A Clark County grand jury indicted Nika Nikoubin, 22, on charges of attempted murder with the use of a deadly weapon because of certain, actual or perceived characteristics of a person, and two counts of battery, records showed.
Henderson police arrested Nikoubin, a UCLA student, shortly after the stabbing on March 5 at Sunset Station. Nikoubin and the male victim met online on the dating website Plenty of Fish, Henderson police wrote in an arrest report. The duo then agreed to meet at the hotel, renting a room together, police said.
“We were drinking a little bit and then — I guess we started to get into it and then I stabbed him,” Nikoubin told a police officer in the video.
The videos show police’s response minutes after the victim called 911. Police found Nikoubin naked in a utility area on the 14th floor of the hotel, they said. One half-hour-long video shows an officer interviewing Nikoubin about the stabbing.
Nikoubin, who told the officer she was born in Iran, said she moved to Las Vegas the week before. She said she had ties to Texas.
“Did you plan on meeting [the victim] to hurt him?” the officer asked Nikoubin.
“Yes,” she said.
“You did. To kill him or just to hurt him?” the officer asked.
“Hurt him,” she said.
While in the room, the pair began engaging in sexual activity, when Nikoubin put a blindfold on the victim, police said. Nikoubin then turned off the lights, and several seconds later, stabbed the victim in the neck, documents said.
“She turned off the light and then afterwards I started to feel a pressure on my neck, and it got sharp, so I panicked and said, ‘What the [expletive] are you doing?’” the victim told the grand jury. “I screamed. ‘What the [expletive] are you doing?’ And I shoved her off me, you know, still yelling like, ‘What the [expletive] are you doing?’ And then she says, ‘Sorry,’ and then she ran out of the room.”
While speaking to officers, Nikoubin said she wanted to get revenge for the drone strike, which killed Iranian military leader Qasem Soleimani in 2020.
“I guess out of spite and revenge,” she told the officer when he asked why she stabbed the victim.
“What do you mean by that?

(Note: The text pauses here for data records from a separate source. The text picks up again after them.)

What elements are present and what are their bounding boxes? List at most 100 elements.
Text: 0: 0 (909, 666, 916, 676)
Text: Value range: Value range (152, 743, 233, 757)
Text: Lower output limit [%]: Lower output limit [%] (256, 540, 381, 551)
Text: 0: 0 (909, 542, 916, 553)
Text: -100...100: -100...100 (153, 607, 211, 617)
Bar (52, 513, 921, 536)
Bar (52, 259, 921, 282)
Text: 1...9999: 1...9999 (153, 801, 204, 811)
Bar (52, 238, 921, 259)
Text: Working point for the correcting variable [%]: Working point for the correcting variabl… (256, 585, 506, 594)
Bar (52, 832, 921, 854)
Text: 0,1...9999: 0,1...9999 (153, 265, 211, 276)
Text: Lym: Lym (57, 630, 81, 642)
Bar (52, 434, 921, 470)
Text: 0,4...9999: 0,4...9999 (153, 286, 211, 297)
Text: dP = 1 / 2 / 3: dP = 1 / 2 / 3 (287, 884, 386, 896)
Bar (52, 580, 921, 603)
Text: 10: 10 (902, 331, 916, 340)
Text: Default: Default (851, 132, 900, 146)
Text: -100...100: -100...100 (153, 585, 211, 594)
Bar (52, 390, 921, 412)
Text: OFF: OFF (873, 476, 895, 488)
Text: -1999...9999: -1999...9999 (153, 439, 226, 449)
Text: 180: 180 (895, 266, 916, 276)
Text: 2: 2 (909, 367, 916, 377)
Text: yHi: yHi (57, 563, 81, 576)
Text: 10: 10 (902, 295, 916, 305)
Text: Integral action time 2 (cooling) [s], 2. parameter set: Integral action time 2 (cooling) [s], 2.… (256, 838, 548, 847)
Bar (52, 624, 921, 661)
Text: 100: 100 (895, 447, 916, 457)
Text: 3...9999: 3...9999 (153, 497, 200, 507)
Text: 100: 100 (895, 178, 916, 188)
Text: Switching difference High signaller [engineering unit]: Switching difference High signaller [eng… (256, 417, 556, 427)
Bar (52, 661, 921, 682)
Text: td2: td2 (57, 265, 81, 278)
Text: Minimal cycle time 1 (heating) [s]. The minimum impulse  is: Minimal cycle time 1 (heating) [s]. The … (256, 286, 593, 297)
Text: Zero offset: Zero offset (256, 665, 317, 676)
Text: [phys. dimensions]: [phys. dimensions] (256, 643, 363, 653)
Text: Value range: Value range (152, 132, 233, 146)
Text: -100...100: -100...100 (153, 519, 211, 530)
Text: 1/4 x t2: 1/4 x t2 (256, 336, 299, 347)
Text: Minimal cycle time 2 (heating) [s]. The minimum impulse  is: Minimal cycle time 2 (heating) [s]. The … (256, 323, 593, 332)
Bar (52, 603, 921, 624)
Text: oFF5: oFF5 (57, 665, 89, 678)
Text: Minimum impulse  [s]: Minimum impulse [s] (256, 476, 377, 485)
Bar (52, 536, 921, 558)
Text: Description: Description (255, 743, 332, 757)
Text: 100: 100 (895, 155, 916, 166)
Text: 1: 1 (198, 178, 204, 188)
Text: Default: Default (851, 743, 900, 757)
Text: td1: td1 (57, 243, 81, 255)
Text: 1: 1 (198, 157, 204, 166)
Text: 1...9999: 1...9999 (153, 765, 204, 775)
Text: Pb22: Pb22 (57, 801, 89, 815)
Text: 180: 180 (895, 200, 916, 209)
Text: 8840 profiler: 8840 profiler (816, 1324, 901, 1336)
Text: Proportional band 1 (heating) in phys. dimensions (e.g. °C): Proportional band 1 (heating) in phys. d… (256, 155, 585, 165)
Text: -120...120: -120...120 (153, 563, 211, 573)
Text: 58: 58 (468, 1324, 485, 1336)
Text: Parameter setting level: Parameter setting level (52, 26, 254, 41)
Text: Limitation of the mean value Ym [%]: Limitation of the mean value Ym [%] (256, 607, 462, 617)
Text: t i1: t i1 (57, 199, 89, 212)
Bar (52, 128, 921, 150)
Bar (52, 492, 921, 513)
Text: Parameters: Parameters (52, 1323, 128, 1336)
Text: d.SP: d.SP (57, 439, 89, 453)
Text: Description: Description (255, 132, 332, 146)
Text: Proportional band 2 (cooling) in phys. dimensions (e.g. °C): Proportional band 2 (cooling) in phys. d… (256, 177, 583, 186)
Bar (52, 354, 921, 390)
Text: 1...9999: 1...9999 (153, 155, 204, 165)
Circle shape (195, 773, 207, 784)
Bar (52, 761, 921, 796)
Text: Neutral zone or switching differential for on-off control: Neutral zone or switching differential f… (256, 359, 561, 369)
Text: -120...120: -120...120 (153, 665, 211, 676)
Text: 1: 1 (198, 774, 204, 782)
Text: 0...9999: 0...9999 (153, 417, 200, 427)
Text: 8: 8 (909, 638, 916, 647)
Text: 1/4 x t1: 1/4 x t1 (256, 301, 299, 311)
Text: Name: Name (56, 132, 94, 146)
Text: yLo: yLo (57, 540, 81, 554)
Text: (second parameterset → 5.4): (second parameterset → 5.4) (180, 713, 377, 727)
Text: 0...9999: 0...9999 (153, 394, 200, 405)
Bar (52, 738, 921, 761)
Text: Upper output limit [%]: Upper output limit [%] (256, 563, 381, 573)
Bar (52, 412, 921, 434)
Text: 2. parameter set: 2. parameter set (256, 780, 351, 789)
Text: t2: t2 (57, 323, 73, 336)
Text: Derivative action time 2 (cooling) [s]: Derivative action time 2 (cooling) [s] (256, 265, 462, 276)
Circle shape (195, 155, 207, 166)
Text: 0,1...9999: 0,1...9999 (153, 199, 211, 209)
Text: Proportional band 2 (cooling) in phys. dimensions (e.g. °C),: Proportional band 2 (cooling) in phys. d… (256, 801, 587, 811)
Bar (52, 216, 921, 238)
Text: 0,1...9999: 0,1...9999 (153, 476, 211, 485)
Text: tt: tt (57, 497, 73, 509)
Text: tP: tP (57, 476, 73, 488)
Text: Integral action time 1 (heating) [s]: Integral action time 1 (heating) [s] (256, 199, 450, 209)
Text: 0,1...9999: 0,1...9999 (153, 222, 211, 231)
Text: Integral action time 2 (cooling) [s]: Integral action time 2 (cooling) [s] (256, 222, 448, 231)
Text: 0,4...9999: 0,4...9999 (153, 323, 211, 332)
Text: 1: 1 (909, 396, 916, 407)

Like, why?” the officer asked.
“I mean the U.S. killed Soleimani. Lots of blood spilled,” she said. “So, I feel like, it’s fair that American blood be spilled.”
Soleimani was a popular Iranian military officer and right-hand man to the country’s supreme leader. Former Pres. Donald Trump called for Soleimani’s assassination to kill “the number-one terrorist anywhere in the world” to protect “American diplomats and military personnel” worldwide.
“Obviously, you’re very disgruntled about that,” the officer said to Nikoubin.
“Yes,” she said.
“Do you not like Americans?” the officer asked.
“Americans are cool, just I don’t think it was fair,” she said.
“Is it white males you don’t like? Is it a certain person you don’t like? What don’t you like about [the victim]?” the officer asked.
“I don’t know. I just felt like somebody on American soil should die because he also died,” she said.
The stabbing victim was able to speak to investigators that same night. Photos show his injuries, which included at least two puncture wounds to his neck.
Two letters from doctors are included in the grand jury evidence. One doctor noted Nikoubin was diagnosed with generalized anxiety order, major depressive disorder and paranoid personality disorder.
“According to clinical observation and client’s self-report, Nika’s paranoia may result in risky and unsafe behavior such as harm to self or others,” the doctor wrote.
In April, a judge found Nikoubin competent to stand trial. She posted $60,000 bail and was allowed to return to Texas on house arrest.
A spokesperson for Nikoubin said she received mental health treatment and was employed pending trial. He denied any political motivation for Nikoubin’s actions.